LA PLUS RAPIDE, la plus avancée et la plus chère voiture au monde ? Ça n’a rien de nouveau. Oui, à 2,4 millions d’euros et avec 1 500 ch, elle explose les 1 001 ch de la première Veyron. Mais si l’entreprise qui a développé la Veyron à la demande spéciale de Ferdinand Piëch était, mis à part son nom, toute neuve, elle reprend une histoire bien plus récente que la chute de Automobile­s Ettore Bugatti.

Cette dernière a été fondée en 1909 et a assemblé des légendes telles que la Type 35 de Grand Prix et la Type 41 Royale, mais son sort fut scellé lors du décès d’ettore en 1947, et elle périclita jusqu’à être absorbée en 1963 par Hispano-suiza, intéressé par son activité aéronautiq­ue. Il manque encore un maillon dans la chaîne. Entre 1963 et la relance par le groupe VW en 1998 (la Veyron arrivera cinq ans plus tard), Bugatti Automobili a fait surface en 1987 pour huit brèves (mais intenses) années, sous la direction de Romano Artioli, premier distribute­ur Ferrari en Europe et collection­neur Bugatti.

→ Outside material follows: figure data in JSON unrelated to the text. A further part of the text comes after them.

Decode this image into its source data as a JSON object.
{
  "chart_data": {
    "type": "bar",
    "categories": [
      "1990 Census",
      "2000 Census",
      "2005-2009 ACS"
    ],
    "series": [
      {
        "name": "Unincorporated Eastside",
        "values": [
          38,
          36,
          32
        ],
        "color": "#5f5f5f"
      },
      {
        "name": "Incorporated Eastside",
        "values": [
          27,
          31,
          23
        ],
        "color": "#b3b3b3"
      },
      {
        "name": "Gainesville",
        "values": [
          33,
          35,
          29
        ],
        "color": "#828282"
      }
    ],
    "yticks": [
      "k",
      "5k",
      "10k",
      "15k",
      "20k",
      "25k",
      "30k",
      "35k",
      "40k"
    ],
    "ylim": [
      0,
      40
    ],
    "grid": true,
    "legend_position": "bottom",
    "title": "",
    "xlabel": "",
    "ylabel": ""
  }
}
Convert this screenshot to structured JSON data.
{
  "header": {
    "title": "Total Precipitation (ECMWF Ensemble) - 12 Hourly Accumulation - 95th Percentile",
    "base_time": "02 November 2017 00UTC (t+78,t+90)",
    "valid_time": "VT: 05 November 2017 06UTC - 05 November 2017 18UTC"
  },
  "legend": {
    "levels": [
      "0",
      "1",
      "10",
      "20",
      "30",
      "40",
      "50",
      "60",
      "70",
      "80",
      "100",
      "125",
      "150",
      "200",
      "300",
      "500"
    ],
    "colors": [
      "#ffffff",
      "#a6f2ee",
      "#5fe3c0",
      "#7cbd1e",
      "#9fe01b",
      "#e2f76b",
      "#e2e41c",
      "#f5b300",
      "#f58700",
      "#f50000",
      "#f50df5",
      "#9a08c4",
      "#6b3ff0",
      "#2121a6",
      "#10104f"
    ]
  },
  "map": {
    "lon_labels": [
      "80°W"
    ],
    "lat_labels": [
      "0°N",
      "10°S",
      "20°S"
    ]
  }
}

Sa genèse est digne d’hollywood. Artioli a rencontré Ferruccio Lamborghin­i au Salon de Turin 1986 et ils ont évoqué ensemble la création d’une hypercar digne du blason mythique. Artioli rachète le nom au géant français de l’aéronautiq­ue SNECMA, puis, Lamborghin­i décédé, assemble une usine ultramoder­ne près de Modène et lance le développem­ent de L’EB110. Elle est dévoilée en 1991, exactement cent dix ans après la naissance d’ettore Bugatti. Elle est dessinée par Marcello Gandini, le père de la Miura et de la Countach, et conçue par Nicola Materazzi, un nom qui gagne à être connu : parmi ses réalisatio­ns, on compte la Lancia Stratos et les Ferrari Testarossa, 288 GTO et F40. Sa recette ? Une baignoire en carbone, un V12 à 60 soupapes et QUATRE turbos développan­t 560 ch, ainsi qu’une transmissi­on à 6 rapports et 4 roues motrices. Il n’existait alors rien d’aussi extrême jusqu’à la présentati­on de la Mclaren F1, un an plus tard. En attendant, c’était la voiture la plus rapide au monde, avec une vitesse de 342 km/h. Un moteur central avec beaucoup de cylindres, 4 turbos, du carbone et 4 roues motrices, voilà qui doit sembler familier aux propriétai­res de Veyron et de Chiron.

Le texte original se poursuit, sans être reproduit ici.